“Redeem the land of Anne Frank by ending the Dutch fiscal obscene demands on a 138 euro ($156) monthly German compensation.”
Paris, 8 January 2018
In a letter congratulating Netherland’s Interior Minister, Kaysa Ollengren, on her appointment, Wiesenthal Centre Director for International Relations, Dr. Shimon Samuels, expressed outrage at an incomprehensible “violation of the humanitarian values ostensibly propended by the Netherlands.”
Samuels lamented that “your tax authority apparently demands a fiscal percentage of the 138 euros ($156) monthly compensation paid by Germany to 86 year old Inge Prenzlau, for her suffering as an 11 year old slave labourer.”
The letter added, “reportedly, your government coalition partner, the DGG party, has argued that a concession to Ms.

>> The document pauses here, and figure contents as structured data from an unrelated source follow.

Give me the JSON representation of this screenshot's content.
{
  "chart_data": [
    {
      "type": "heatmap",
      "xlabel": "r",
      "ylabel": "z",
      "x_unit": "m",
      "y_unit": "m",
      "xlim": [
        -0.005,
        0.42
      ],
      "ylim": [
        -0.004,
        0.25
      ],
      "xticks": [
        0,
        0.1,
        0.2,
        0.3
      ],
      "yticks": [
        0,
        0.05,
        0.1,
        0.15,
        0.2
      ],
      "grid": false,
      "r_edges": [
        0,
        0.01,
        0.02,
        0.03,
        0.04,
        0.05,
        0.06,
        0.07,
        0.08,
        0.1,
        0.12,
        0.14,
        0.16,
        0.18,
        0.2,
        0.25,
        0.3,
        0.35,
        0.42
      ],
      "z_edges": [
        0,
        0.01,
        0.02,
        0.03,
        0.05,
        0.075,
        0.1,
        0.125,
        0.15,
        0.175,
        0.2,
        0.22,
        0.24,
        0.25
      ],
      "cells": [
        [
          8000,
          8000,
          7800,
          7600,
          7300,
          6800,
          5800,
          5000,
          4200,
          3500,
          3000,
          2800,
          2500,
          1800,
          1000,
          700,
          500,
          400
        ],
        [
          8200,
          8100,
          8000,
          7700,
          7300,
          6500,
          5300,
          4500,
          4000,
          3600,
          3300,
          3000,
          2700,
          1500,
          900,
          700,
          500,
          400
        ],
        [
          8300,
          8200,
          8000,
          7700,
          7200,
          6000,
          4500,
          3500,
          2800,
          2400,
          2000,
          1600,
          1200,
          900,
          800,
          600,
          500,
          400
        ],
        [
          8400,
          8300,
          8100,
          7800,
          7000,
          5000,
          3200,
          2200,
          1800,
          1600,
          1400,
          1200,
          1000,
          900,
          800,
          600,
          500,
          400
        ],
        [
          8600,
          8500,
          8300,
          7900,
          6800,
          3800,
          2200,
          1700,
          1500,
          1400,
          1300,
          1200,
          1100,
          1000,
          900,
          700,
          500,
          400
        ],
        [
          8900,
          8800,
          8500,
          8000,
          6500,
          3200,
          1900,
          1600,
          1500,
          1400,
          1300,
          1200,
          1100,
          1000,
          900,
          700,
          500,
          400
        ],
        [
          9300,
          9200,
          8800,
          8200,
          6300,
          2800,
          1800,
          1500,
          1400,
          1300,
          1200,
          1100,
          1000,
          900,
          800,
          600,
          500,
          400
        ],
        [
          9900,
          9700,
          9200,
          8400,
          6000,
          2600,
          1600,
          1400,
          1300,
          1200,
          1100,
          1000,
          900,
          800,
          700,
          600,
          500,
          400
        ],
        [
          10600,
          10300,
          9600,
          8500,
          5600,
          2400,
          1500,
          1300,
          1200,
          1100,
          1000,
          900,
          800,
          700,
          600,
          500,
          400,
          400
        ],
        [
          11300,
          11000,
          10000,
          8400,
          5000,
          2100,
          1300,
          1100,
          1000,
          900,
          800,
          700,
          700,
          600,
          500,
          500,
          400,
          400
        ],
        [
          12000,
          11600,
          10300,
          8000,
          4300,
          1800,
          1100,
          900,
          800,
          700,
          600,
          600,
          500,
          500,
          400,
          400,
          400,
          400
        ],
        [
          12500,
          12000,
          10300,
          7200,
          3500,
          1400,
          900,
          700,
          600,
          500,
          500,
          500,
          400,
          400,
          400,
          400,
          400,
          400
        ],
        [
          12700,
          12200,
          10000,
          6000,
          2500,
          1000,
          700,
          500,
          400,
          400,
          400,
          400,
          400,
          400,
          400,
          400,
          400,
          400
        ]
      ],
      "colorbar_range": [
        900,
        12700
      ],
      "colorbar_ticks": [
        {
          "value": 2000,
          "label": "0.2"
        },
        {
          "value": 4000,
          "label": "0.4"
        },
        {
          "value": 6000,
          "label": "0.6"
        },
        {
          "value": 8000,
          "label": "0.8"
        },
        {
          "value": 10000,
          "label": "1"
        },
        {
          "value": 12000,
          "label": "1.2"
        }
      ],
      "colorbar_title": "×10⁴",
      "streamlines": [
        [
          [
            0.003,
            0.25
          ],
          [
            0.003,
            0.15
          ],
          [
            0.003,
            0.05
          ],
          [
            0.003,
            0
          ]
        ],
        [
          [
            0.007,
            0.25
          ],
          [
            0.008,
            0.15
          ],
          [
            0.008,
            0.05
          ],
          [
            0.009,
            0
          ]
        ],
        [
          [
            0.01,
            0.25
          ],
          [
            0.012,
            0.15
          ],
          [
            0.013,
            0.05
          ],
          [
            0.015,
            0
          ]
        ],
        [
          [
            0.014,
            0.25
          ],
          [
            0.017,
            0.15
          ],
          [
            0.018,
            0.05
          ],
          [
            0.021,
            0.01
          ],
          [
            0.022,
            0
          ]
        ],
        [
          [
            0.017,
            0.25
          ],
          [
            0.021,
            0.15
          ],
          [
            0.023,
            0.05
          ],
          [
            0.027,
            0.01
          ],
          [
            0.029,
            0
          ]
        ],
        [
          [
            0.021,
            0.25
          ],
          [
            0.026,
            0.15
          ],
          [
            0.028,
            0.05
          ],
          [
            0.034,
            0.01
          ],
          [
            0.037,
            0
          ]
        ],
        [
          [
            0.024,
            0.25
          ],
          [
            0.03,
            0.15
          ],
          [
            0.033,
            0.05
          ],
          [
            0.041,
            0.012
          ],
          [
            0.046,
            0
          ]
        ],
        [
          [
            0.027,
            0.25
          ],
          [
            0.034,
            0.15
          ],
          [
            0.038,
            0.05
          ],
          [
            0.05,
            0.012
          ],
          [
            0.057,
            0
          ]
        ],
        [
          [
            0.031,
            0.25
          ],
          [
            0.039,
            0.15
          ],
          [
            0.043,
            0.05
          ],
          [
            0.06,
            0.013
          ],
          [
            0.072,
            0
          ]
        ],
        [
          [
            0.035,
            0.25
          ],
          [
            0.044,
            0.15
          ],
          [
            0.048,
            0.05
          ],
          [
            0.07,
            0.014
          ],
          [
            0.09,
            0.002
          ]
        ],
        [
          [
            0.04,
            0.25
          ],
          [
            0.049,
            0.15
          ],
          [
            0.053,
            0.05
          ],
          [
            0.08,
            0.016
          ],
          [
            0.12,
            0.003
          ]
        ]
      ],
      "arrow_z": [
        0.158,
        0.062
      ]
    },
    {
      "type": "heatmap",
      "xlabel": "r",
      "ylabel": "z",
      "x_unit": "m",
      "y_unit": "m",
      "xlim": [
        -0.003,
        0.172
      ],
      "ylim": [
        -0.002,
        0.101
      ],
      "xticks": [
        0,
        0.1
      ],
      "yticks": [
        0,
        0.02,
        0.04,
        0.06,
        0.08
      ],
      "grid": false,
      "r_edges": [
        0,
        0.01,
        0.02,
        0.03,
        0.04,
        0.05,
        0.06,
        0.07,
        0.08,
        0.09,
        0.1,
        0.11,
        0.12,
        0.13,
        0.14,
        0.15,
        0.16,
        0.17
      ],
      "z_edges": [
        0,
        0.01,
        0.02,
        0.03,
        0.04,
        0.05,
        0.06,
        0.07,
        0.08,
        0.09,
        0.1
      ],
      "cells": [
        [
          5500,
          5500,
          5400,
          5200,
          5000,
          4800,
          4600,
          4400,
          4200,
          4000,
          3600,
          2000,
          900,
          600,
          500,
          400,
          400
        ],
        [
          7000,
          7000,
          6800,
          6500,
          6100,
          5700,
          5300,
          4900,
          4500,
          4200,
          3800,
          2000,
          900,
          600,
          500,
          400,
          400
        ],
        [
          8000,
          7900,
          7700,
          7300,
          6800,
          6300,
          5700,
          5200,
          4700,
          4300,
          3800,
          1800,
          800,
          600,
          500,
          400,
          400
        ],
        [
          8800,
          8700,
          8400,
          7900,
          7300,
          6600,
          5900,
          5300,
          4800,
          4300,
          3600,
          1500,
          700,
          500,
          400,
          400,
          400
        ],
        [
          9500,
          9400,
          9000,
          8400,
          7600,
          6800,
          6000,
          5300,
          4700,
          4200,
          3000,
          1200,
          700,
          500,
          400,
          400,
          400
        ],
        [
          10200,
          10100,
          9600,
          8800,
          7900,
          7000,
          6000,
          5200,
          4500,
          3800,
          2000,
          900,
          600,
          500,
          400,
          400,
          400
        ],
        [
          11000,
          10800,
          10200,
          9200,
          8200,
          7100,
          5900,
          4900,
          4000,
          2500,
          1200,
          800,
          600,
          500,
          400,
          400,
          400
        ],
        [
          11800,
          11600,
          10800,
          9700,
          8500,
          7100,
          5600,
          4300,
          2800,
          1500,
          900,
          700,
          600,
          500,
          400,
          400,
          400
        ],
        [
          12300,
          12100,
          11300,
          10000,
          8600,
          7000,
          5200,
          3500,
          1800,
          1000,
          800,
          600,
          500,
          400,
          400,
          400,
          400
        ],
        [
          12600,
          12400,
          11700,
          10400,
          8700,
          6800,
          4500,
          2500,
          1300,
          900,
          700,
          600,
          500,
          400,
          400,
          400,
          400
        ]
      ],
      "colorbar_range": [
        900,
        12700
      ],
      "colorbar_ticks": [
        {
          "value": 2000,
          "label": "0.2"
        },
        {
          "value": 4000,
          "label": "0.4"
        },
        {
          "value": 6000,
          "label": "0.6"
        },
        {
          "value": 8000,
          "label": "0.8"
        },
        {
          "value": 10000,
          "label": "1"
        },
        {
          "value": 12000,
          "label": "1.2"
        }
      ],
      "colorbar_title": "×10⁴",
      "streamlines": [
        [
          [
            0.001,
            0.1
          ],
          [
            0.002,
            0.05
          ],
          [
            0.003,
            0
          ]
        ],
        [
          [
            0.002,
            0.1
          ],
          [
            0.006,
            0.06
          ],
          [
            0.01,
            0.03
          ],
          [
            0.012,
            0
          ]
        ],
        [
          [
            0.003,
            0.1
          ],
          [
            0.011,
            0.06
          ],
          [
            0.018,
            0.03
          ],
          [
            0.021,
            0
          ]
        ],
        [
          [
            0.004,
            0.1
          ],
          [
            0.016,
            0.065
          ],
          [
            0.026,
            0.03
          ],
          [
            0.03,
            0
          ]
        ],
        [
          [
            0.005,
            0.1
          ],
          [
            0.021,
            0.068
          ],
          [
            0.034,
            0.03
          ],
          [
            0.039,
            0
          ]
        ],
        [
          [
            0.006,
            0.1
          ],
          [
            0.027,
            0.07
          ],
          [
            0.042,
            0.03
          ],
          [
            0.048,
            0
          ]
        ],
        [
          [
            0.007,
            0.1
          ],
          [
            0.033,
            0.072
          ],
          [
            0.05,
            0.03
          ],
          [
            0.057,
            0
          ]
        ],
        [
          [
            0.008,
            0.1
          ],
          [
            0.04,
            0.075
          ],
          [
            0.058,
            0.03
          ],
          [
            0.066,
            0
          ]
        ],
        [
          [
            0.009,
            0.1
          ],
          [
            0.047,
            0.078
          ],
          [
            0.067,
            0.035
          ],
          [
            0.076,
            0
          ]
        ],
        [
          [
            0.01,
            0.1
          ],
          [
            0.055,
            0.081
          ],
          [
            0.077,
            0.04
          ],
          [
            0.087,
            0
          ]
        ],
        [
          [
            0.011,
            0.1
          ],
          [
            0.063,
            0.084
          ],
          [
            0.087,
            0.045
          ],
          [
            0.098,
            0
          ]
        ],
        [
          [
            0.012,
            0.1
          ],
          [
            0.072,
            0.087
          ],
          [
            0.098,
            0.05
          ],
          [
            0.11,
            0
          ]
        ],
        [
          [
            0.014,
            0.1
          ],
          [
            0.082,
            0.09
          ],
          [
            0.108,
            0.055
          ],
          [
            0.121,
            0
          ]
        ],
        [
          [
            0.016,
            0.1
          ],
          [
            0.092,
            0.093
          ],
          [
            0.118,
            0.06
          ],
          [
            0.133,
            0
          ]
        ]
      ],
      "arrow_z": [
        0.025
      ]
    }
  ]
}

Prenzlau would set a precedent,” continuing, “On the other hand, on 1 January, The Hague municipality launched a 2.6 million euro ‘moral restitution’ fund to justifiably return property taxes demanded from Jewish Holocaust survivors since the end of World War II. The City’s statement declares that: ‘Now the Municipality sees that this approach was too one-sided and showed no understanding for the suffering and horrors experienced by the Jewish community’.”
The Centre argued that “this dichotomy is redolent of the wartime contradictions between righteousness and collaboration under Nazi Occupation.”
“We urge you to redeem the land of Anne Frank by influencing your government to take the humanitarian route to ending the obscene Dutch fiscal persecution of senior citizen Inge Prenzlau,” concluded Samuels.